Every month since September, 2022, a representative of the group of 29 property owners has taken to the podium to express their collective want, one they know is a big ask, and one they don’t plan to back down from.
“We’re looking to get Corn Griffin Street out there paved,” said resident Royce Watkins at the city’s most recent meeting on Feb. 23. “I’ve been living there for upwards of 20 years… and we’ve been asking the city what we can do about it and going back and forth, bank and forth for about six months now.”
The half mile dirt road is one of only a handful remaining in Wewahitchka’s city limits. But despite its short length, paving it, city officials say, could cost upwards of a quarter of a million dollars.
With available road funding limited, the city commission has continuously given the Corn Griffin representatives the same answer — the road will not be paved soon, and possibly not ever.
“I’m going to be honest with you,” said Mayor Philip Gaskin, responding to Watkins’ request. “I just don’t see the revenue to fund it right now… I don’t blame you for being here, but I don’t know the answer.”
The issue has become the topic of at times heated discussion during city meetings, with discussion largely circling the question of whether or not the city has an obligation to have the road paved.
“All we’re asking for is the same treatment that everyone else in the city limits is getting,” said Watkins. “Everyone else has had their roads paved… Every road in city limits at one point or another was a dirt road.”
“All we’ve done with our money is resurface,” Gaskin responded. “We have not paid to repave or pave anything.”
Roads in the area have been paved in the past several decades using money secured by Gulf County. But County Administrator Michael Hammond, who was present at the Feb. 23 meeting, said that since then, the county’s policy on the matter had changed.
“The county about 27 years ago, roughly, said ‘no more. No more dirt roads. The developer has to pave the roads before we’ll accept any kind of development, subdivision, anything like that,’” Hammond said. ‘This, the Corn Griffin Estate (which went in after that decision was made), is what I would say is illegally subdivided.”
“… The county is not going to accept responsibility for just like we wouldn’t any other that did not meet our policy, which was set in the mid-1990s. That being said, we will assist, and we can look into doing another road bond if the city wants to do another road bond.”

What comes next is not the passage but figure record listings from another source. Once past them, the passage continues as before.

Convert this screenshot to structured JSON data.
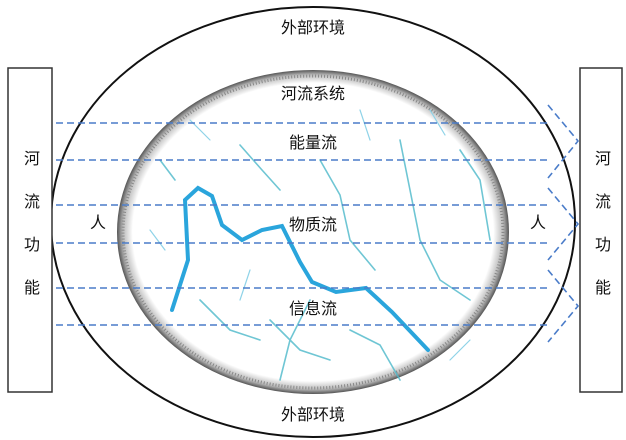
{
  "outer_environment_top": "外部环境",
  "river_system": "河流系统",
  "flows": [
    "能量流",
    "物质流",
    "信息流"
  ],
  "people": {
    "left": "人",
    "right": "人"
  },
  "outer_environment_bottom": "外部环境",
  "river_function": {
    "left": "河流功能",
    "right": "河流功能"
  }
}
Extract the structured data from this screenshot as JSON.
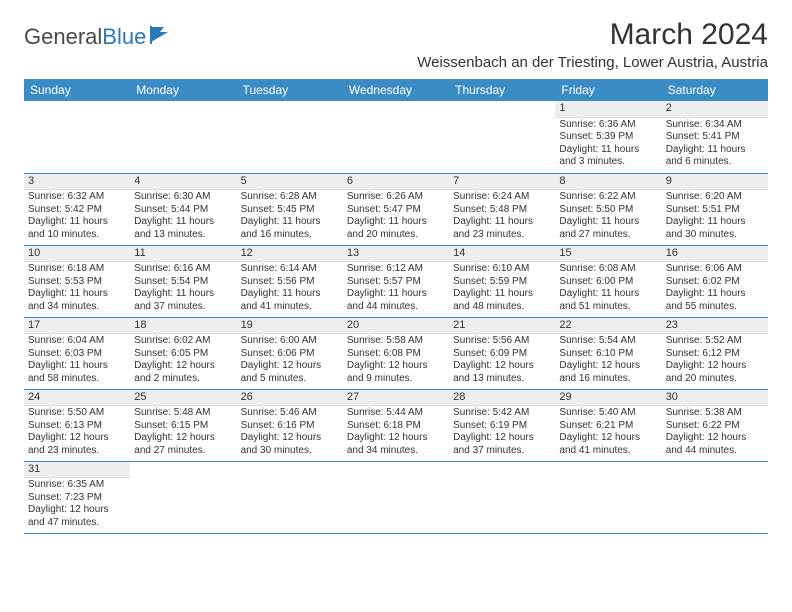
{
  "logo": {
    "general": "General",
    "blue": "Blue"
  },
  "title": "March 2024",
  "location": "Weissenbach an der Triesting, Lower Austria, Austria",
  "dayHeaders": [
    "Sunday",
    "Monday",
    "Tuesday",
    "Wednesday",
    "Thursday",
    "Friday",
    "Saturday"
  ],
  "weeks": [
    [
      null,
      null,
      null,
      null,
      null,
      {
        "n": "1",
        "sr": "6:36 AM",
        "ss": "5:39 PM",
        "dl": "11 hours and 3 minutes."
      },
      {
        "n": "2",
        "sr": "6:34 AM",
        "ss": "5:41 PM",
        "dl": "11 hours and 6 minutes."
      }
    ],
    [
      {
        "n": "3",
        "sr": "6:32 AM",
        "ss": "5:42 PM",
        "dl": "11 hours and 10 minutes."
      },
      {
        "n": "4",
        "sr": "6:30 AM",
        "ss": "5:44 PM",
        "dl": "11 hours and 13 minutes."
      },
      {
        "n": "5",
        "sr": "6:28 AM",
        "ss": "5:45 PM",
        "dl": "11 hours and 16 minutes."
      },
      {
        "n": "6",
        "sr": "6:26 AM",
        "ss": "5:47 PM",
        "dl": "11 hours and 20 minutes."
      },
      {
        "n": "7",
        "sr": "6:24 AM",
        "ss": "5:48 PM",
        "dl": "11 hours and 23 minutes."
      },
      {
        "n": "8",
        "sr": "6:22 AM",
        "ss": "5:50 PM",
        "dl": "11 hours and 27 minutes."
      },
      {
        "n": "9",
        "sr": "6:20 AM",
        "ss": "5:51 PM",
        "dl": "11 hours and 30 minutes."
      }
    ],
    [
      {
        "n": "10",
        "sr": "6:18 AM",
        "ss": "5:53 PM",
        "dl": "11 hours and 34 minutes."
      },
      {
        "n": "11",
        "sr": "6:16 AM",
        "ss": "5:54 PM",
        "dl": "11 hours and 37 minutes."
      },
      {
        "n": "12",
        "sr": "6:14 AM",
        "ss": "5:56 PM",
        "dl": "11 hours and 41 minutes."
      },
      {
        "n": "13",
        "sr": "6:12 AM",
        "ss": "5:57 PM",
        "dl": "11 hours and 44 minutes."
      },
      {
        "n": "14",
        "sr": "6:10 AM",
        "ss": "5:59 PM",
        "dl": "11 hours and 48 minutes."
      },
      {
        "n": "15",
        "sr": "6:08 AM",
        "ss": "6:00 PM",
        "dl": "11 hours and 51 minutes."
      },
      {
        "n": "16",
        "sr": "6:06 AM",
        "ss": "6:02 PM",
        "dl": "11 hours and 55 minutes."
      }
    ],
    [
      {
        "n": "17",
        "sr": "6:04 AM",
        "ss": "6:03 PM",
        "dl": "11 hours and 58 minutes."
      },
      {
        "n": "18",
        "sr": "6:02 AM",
        "ss": "6:05 PM",
        "dl": "12 hours and 2 minutes."
      },
      {
        "n": "19",
        "sr": "6:00 AM",
        "ss": "6:06 PM",
        "dl": "12 hours and 5 minutes."
      },
      {
        "n": "20",
        "sr": "5:58 AM",
        "ss": "6:08 PM",
        "dl": "12 hours and 9 minutes."
      },
      {
        "n": "21",
        "sr": "5:56 AM",
        "ss": "6:09 PM",
        "dl": "12 hours and 13 minutes."
      },
      {
        "n": "22",
        "sr": "5:54 AM",
        "ss": "6:10 PM",
        "dl": "12 hours and 16 minutes."
      },
      {
        "n": "23",
        "sr": "5:52 AM",
        "ss": "6:12 PM",
        "dl": "12 hours and 20 minutes."
      }
    ],
    [
      {
        "n": "24",
        "sr": "5:50 AM",
        "ss": "6:13 PM",
        "dl": "12 hours and 23 minutes."
      },
      {
        "n": "25",
        "sr": "5:48 AM",
        "ss": "6:15 PM",
        "dl": "12 hours and 27 minutes."
      },
      {
        "n": "26",
        "sr": "5:46 AM",
        "ss": "6:16 PM",
        "dl": "12 hours and 30 minutes."
      },
      {
        "n": "27",
        "sr": "5:44 AM",
        "ss": "6:18 PM",
        "dl": "12 hours and 34 minutes."
      },
      {
        "n": "28",
        "sr": "5:42 AM",
        "ss": "6:19 PM",
        "dl": "12 hours and 37 minutes."
      },
      {
        "n": "29",
        "sr": "5:40 AM",
        "ss": "6:21 PM",
        "dl": "12 hours and 41 minutes."
      },
      {
        "n": "30",
        "sr": "5:38 AM",
        "ss": "6:22 PM",
        "dl": "12 hours and 44 minutes."
      }
    ],
    [
      {
        "n": "31",
        "sr": "6:35 AM",
        "ss": "7:23 PM",
        "dl": "12 hours and 47 minutes."
      },
      null,
      null,
      null,
      null,
      null,
      null
    ]
  ],
  "labels": {
    "sunrise": "Sunrise: ",
    "sunset": "Sunset: ",
    "daylight": "Daylight: "
  },
  "colors": {
    "headerBg": "#3b8bc4",
    "rowLine": "#3b8bc4",
    "dayNumBg": "#eeeeee"
  }
}
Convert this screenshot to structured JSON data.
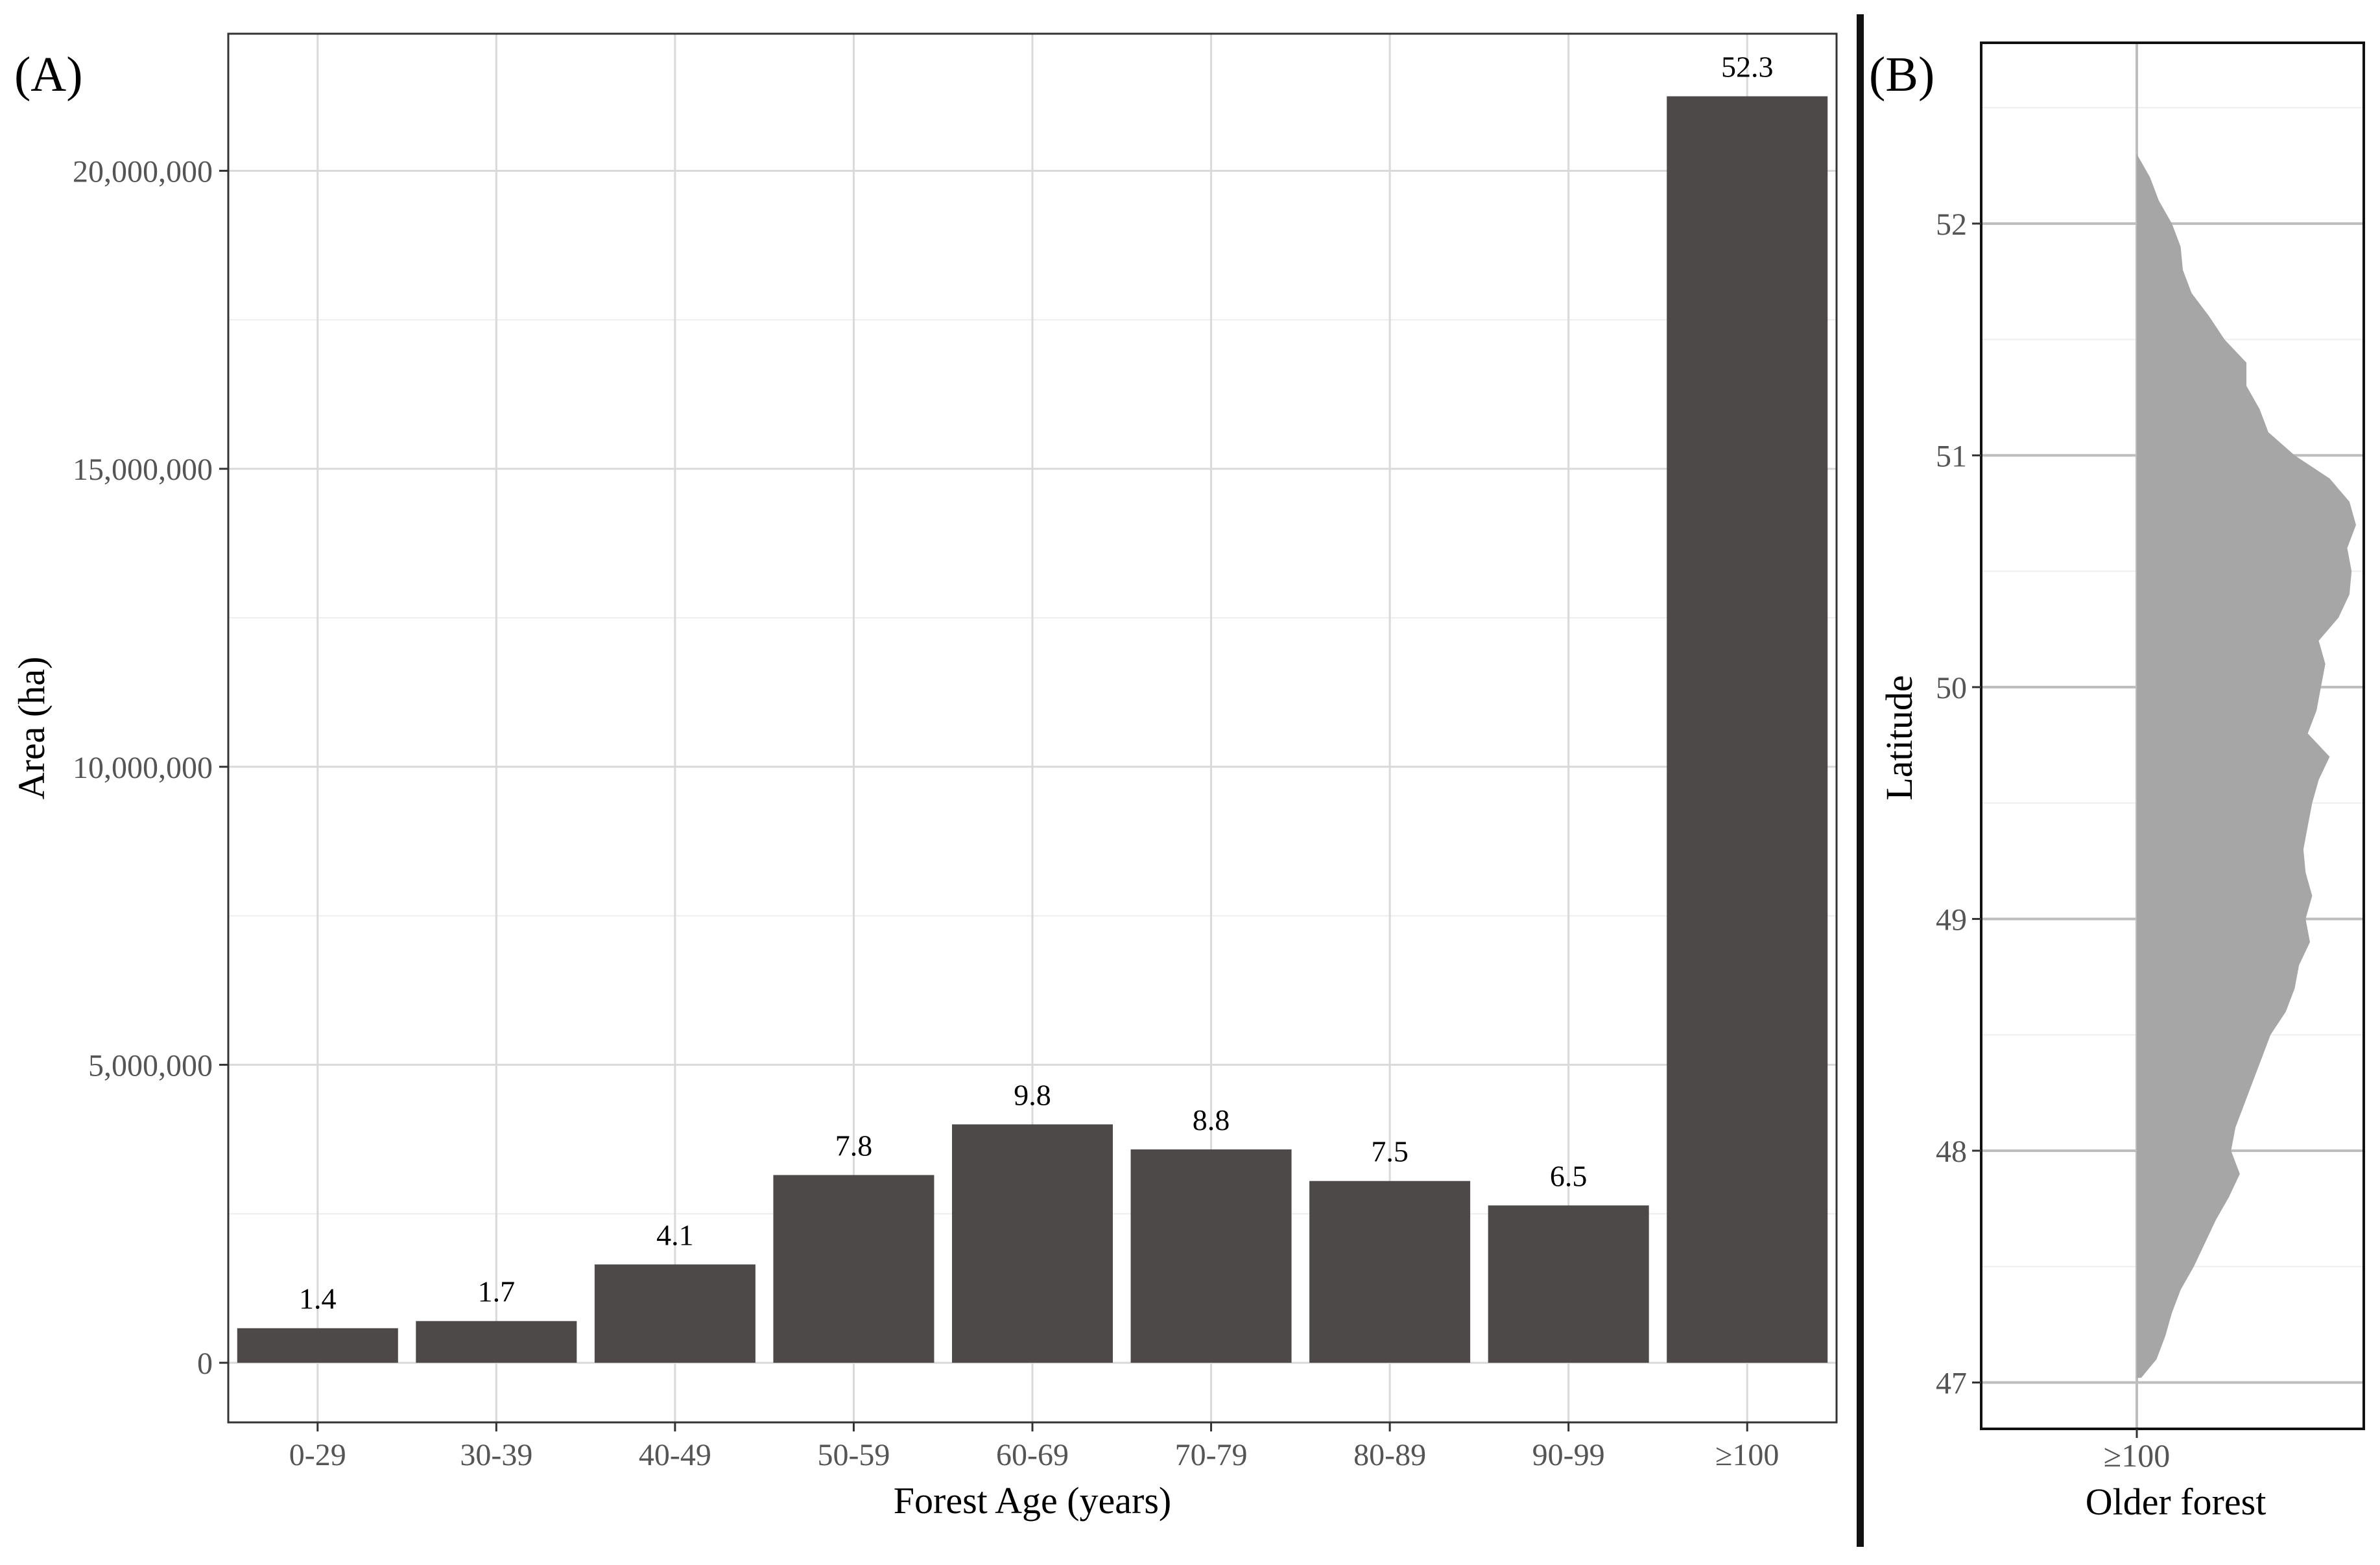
{
  "panel_a": {
    "label": "(A)",
    "xlabel": "Forest Age (years)",
    "ylabel": "Area (ha)"
  },
  "panel_b": {
    "label": "(B)",
    "xlabel": "Older forest",
    "ylabel": "Latitude",
    "x_tick": "≥100"
  },
  "colors": {
    "bar": "#4d4948",
    "violin": "#a6a6a6",
    "grid_major": "#d9d9d9",
    "grid_minor": "#eeeeee",
    "axis": "#333333",
    "divider": "#111111"
  },
  "chart_data": [
    {
      "type": "bar",
      "panel": "A",
      "categories": [
        "0-29",
        "30-39",
        "40-49",
        "50-59",
        "60-69",
        "70-79",
        "80-89",
        "90-99",
        "≥100"
      ],
      "values": [
        580000,
        700000,
        1650000,
        3150000,
        4000000,
        3580000,
        3050000,
        2640000,
        21250000
      ],
      "data_labels": [
        "1.4",
        "1.7",
        "4.1",
        "7.8",
        "9.8",
        "8.8",
        "7.5",
        "6.5",
        "52.3"
      ],
      "yticks": [
        0,
        5000000,
        10000000,
        15000000,
        20000000
      ],
      "ytick_labels": [
        "0",
        "5,000,000",
        "10,000,000",
        "15,000,000",
        "20,000,000"
      ],
      "ylim": [
        -1000000,
        22300000
      ],
      "grid": true,
      "legend": "none"
    },
    {
      "type": "area",
      "subtype": "violin",
      "panel": "B",
      "category": "≥100",
      "yticks": [
        47,
        48,
        49,
        50,
        51,
        52
      ],
      "ytick_labels": [
        "47",
        "48",
        "49",
        "50",
        "51",
        "52"
      ],
      "ylim": [
        46.8,
        52.78
      ],
      "density_units": "relative half-width (max = 1)",
      "latitude": [
        47.02,
        47.1,
        47.2,
        47.3,
        47.4,
        47.5,
        47.6,
        47.7,
        47.8,
        47.9,
        48.0,
        48.1,
        48.2,
        48.3,
        48.4,
        48.5,
        48.6,
        48.7,
        48.8,
        48.9,
        49.0,
        49.1,
        49.2,
        49.3,
        49.4,
        49.5,
        49.6,
        49.7,
        49.8,
        49.9,
        50.0,
        50.1,
        50.2,
        50.3,
        50.4,
        50.5,
        50.6,
        50.7,
        50.8,
        50.9,
        51.0,
        51.1,
        51.2,
        51.3,
        51.4,
        51.5,
        51.6,
        51.7,
        51.8,
        51.9,
        52.0,
        52.1,
        52.2,
        52.3
      ],
      "density": [
        0.02,
        0.09,
        0.13,
        0.16,
        0.2,
        0.26,
        0.31,
        0.36,
        0.42,
        0.47,
        0.43,
        0.45,
        0.49,
        0.53,
        0.57,
        0.61,
        0.68,
        0.72,
        0.74,
        0.79,
        0.77,
        0.8,
        0.77,
        0.76,
        0.78,
        0.8,
        0.83,
        0.88,
        0.78,
        0.82,
        0.84,
        0.86,
        0.83,
        0.92,
        0.97,
        0.98,
        0.96,
        1.0,
        0.97,
        0.88,
        0.72,
        0.6,
        0.56,
        0.5,
        0.5,
        0.4,
        0.33,
        0.25,
        0.21,
        0.2,
        0.16,
        0.1,
        0.06,
        0.0
      ]
    }
  ]
}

In the meantime, both the city and the county agreed to continue working to improve the conditions of the existing dirt road, which residents say experiences extreme flooding complications.
“If you go out there typically after it rains, it is a mud hole all the way back there. When it’s dry, the road’s a washboard. It’ll beat your teeth out,“ said Watkins.
County and city officials agreed to move forward with having resources allocated to have the road graded properly and more frequently, as well as looking into potential stormwater solutions.
Officials also agreed to continue looking for potential grant or bond funding sources, though they expressed not many were available for roads at this point in time.
This report has been updated from an earlier version to correct a misspelling.